エ 不競法2条1項1号の混同を生じさせるか否かは、商品等表示の使用方法や態様等といった具体的事情を基にして、一般的な需要者が普通に払う注意を基準として判断されるべきであり、また、現実に混同が生じることまでは 必要でなく、実際に商品等を購入する時点で需要者に混同を生じさせるおそれがあることをもって足りると解するのが相当。

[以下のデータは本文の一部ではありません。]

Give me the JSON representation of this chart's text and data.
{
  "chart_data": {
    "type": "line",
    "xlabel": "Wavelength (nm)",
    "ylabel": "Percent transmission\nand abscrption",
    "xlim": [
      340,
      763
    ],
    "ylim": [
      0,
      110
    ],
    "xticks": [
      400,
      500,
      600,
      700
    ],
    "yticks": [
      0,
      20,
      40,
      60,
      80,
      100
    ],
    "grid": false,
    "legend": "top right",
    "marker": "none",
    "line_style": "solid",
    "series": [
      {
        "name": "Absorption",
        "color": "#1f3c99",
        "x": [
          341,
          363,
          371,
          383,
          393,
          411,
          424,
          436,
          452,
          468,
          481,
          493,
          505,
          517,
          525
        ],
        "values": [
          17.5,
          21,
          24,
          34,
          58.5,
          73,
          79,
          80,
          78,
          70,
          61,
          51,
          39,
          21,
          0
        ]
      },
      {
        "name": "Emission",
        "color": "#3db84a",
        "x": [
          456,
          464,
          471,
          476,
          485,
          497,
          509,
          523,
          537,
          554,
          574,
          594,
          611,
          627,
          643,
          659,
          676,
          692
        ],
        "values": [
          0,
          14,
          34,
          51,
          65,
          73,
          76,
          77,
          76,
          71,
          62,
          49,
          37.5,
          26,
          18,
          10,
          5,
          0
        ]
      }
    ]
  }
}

 ショッピングモール内の検索結果を表示するウェブサイトにおいて、被告商品の写真の横に本件カタカナ表示が表示され、空白部分の後に商品の品名等が表示される一方で、原告製品でないことを示す説明は表示されなかった。一般の検索結果の表示画面においても、原告製品でないことを示す説明は表示されず、メーカー純正品でないとの説明の文字の大きさはタイトルより小さかった。
として、出所の混同を生じるおそれがあると認定。
(参考)
判決文
商標判例データベース
解説
弁護士法人イノベンティアHP
「非純正品を販売するウェブサイトのタイトルタグ・メタタグの表示について商品等表示性を肯定したタカギ事件東京地裁判決」(著者:弁護士 藤田知美)

6 コメント

 上記判例を見ると、周知性や混同といった要件は、消費者の視点から影響度等を判断しているといえます。そのため、法務担当者としては、自社の製品が有名な商品と類似している場合、消費者目線を持って類似性を考える必要があるといえます。
 また、事案③で指摘したように、類似商品が出た場合にそのまま放置せず、差別化を図ることが必要です。自社の利益を守る、他社から損害賠償等を受けないためにも、自社製品に興味を持つことも法務担当に必要と考えます。